El senador Gabriel Zapata, uno de los ponentes de la iniciativa, manifestó que el Plan Nacional de Desarrollo es un texto con más de 240 artículos y es normal que se presenten puntos de vista diferentes, pero “mi criterio es que estos son artículos originales del Gobierno y nosotros, luego de las explicaciones de los ministros y del director de Departamento Nacional de Planeación, Hernando José Gómez, estuvimos de acuerdo con el contenido.
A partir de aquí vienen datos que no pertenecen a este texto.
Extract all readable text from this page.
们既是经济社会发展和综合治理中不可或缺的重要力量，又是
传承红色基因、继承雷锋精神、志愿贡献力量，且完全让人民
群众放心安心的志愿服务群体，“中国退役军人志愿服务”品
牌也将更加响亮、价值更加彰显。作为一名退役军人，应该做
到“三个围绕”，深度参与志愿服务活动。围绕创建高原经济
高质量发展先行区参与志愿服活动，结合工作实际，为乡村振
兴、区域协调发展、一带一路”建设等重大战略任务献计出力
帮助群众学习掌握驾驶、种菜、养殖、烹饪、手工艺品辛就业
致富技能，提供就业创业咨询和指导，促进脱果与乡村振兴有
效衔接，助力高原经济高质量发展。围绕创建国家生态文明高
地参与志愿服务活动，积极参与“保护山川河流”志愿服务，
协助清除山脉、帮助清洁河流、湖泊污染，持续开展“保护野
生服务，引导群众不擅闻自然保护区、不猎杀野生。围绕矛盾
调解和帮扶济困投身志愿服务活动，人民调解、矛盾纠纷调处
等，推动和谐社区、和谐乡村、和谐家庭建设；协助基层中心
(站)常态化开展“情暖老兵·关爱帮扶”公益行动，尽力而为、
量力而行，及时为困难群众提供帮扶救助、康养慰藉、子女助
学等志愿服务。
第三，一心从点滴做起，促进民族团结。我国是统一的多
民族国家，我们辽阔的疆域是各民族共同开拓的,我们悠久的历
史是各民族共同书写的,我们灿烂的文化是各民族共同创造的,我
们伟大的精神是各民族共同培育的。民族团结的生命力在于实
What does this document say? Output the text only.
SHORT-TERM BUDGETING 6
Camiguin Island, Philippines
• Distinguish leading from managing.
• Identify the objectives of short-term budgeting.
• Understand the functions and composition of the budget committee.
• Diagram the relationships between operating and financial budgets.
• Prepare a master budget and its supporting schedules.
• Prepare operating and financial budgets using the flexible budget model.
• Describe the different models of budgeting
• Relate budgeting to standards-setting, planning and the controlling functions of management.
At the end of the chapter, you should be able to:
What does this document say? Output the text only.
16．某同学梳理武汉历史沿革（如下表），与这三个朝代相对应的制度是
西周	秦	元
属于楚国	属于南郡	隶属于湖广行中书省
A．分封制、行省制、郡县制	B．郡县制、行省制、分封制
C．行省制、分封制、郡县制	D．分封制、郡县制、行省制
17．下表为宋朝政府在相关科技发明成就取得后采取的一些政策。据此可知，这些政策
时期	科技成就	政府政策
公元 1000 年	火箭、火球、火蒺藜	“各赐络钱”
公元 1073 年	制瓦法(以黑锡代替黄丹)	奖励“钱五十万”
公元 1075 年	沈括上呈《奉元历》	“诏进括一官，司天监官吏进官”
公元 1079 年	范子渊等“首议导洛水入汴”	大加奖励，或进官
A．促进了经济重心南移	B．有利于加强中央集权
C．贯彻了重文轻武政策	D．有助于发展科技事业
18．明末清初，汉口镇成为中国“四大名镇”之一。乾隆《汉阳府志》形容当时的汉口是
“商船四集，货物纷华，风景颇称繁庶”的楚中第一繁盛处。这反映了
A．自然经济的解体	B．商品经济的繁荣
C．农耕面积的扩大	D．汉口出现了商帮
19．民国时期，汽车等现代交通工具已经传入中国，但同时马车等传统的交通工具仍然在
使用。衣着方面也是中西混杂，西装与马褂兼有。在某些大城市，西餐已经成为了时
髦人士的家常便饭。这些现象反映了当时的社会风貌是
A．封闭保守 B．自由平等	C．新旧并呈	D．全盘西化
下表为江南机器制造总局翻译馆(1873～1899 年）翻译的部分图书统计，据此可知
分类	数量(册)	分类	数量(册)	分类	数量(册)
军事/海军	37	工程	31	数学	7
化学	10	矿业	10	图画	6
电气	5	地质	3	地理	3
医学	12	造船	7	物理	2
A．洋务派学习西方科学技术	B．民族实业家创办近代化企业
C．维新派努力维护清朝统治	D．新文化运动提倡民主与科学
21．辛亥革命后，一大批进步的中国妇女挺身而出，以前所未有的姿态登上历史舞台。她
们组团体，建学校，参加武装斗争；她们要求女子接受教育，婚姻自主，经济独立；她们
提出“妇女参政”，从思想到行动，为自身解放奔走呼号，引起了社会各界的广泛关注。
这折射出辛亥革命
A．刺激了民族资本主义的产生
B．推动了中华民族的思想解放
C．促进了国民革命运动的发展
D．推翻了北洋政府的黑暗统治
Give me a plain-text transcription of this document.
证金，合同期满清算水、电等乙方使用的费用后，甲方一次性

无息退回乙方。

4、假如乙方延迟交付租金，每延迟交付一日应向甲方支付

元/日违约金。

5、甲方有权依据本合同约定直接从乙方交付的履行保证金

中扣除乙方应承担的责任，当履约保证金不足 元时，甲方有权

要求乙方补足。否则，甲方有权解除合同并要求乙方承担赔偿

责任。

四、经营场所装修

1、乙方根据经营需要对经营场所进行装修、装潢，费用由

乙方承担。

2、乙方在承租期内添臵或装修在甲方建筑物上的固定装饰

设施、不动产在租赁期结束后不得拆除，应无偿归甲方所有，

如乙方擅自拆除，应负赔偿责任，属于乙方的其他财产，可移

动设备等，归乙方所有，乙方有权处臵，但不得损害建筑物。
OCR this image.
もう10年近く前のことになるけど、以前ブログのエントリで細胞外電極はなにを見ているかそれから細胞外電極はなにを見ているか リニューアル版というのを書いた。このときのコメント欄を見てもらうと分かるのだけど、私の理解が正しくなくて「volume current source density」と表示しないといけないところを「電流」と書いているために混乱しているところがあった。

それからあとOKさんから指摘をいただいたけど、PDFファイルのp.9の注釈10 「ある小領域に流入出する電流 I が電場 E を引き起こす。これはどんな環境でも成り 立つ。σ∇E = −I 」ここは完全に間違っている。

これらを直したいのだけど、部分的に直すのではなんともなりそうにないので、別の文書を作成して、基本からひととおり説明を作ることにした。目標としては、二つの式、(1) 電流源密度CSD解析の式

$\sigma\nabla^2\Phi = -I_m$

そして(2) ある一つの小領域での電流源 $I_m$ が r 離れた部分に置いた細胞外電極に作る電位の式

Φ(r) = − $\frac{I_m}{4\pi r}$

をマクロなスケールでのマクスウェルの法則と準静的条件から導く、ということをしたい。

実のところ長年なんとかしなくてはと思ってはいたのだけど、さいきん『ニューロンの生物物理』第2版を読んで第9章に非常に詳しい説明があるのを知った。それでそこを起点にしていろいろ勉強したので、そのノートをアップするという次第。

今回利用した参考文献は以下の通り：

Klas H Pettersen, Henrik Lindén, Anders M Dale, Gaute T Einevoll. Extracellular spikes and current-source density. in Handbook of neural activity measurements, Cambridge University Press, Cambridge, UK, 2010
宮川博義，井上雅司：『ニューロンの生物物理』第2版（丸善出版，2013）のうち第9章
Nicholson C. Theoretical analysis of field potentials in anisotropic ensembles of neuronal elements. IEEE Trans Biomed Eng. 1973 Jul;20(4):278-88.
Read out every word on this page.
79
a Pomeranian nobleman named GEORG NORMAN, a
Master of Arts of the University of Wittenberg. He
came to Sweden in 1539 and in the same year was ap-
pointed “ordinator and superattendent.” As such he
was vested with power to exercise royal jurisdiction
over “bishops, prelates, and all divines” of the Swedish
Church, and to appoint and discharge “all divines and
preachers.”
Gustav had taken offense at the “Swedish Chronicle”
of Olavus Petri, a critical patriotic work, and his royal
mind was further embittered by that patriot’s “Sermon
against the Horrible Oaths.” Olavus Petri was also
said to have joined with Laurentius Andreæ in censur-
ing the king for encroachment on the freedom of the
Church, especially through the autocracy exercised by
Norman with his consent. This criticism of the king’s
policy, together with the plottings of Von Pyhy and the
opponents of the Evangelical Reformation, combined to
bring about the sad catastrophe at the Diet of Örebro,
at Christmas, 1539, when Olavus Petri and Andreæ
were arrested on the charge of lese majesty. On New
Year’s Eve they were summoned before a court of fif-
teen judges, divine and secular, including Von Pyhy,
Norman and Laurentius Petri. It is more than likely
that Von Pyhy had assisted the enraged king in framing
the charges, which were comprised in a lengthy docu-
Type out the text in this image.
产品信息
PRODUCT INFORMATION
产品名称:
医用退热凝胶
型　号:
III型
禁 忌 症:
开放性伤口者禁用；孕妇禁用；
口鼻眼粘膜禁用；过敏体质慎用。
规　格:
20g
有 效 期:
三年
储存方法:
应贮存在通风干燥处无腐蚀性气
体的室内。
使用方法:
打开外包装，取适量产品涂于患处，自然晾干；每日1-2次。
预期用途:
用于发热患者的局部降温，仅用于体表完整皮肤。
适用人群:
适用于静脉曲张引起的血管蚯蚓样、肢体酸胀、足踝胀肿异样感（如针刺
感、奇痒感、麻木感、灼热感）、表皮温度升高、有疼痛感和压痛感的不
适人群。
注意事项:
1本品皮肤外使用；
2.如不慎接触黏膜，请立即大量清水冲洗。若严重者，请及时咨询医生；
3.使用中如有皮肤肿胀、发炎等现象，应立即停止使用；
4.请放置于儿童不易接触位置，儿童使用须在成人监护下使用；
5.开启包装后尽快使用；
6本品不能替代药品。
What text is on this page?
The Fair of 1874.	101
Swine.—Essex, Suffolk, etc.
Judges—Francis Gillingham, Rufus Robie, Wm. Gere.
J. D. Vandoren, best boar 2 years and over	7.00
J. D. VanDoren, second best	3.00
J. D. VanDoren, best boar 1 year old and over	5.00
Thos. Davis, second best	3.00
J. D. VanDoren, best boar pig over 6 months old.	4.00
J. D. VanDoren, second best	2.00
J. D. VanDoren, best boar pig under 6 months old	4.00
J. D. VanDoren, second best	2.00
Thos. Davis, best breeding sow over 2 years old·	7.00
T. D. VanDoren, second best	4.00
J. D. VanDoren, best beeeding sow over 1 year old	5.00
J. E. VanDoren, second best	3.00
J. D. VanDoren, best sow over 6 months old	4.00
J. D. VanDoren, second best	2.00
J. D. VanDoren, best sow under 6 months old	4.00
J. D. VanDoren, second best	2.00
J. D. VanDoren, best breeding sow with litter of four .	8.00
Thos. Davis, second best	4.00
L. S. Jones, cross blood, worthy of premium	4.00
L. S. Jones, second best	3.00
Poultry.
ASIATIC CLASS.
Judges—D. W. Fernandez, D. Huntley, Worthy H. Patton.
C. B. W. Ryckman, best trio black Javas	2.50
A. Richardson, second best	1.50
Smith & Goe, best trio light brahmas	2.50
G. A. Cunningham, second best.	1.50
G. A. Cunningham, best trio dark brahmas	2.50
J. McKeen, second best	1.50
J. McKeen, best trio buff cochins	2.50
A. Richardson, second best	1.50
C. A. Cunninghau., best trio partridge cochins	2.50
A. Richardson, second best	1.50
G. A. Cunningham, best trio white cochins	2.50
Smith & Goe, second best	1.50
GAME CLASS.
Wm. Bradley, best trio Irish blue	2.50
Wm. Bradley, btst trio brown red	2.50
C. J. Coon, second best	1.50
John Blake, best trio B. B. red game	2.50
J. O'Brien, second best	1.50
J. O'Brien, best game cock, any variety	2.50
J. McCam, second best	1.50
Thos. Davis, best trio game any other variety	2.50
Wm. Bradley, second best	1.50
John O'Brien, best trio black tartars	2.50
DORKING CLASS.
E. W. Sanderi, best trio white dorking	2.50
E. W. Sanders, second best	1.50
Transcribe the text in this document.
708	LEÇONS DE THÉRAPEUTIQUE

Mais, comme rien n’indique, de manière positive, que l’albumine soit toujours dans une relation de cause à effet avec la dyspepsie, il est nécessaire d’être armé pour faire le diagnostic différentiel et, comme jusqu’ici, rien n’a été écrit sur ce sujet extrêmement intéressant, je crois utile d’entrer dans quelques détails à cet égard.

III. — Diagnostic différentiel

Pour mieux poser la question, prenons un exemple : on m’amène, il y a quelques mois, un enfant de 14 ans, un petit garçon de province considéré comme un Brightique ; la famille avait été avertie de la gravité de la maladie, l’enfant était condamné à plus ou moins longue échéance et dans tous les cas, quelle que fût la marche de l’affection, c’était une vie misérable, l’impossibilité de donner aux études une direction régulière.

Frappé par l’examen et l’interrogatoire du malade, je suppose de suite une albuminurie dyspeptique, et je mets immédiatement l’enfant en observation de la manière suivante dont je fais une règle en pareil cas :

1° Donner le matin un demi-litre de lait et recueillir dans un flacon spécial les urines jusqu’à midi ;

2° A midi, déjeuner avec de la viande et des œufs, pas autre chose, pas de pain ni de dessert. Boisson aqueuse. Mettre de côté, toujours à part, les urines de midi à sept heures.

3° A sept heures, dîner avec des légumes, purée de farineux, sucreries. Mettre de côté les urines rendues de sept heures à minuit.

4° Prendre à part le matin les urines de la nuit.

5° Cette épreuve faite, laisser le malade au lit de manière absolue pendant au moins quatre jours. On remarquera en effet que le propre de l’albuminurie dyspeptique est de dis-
Es un voto de confianza que le dan los partidos de la Unidad Nacional al presidente Juan Manuel Santos para que pueda cumplir las metas que se trazó”.

Zapata manifestó que es probable que la Corte Constitucional tenga una visión diferente, como ya ha sucedido con la inexequibilidad de algunos decretos que fueron expedidos en el marco de la declaratoria de Emergencia Social y que posteriormente no contaron con la venia del alto tribunal. “Sin embargo, nosotros como congresistas apoyamos este plan, que ya entra en su segundo debate”, puntualizó.

Estos puntos de vista dejan de manifiesto una inquietud sobre la política de tierras del Gobierno, que aunque ha demostrado un compromiso con la restitución de predios por medio de la ley de víctimas, que está a un debate de ser aprobada y que ha generado un importante impacto en el ámbito internacional, al punto que es clave para destrabar el Tratado de Libre Comercio con Estados Unidos, también podría estar apuntando a la explotación por parte de grandes industrias tal como lo planteaba el exministro Andrés Felipe Arias durante el gobierno anterior.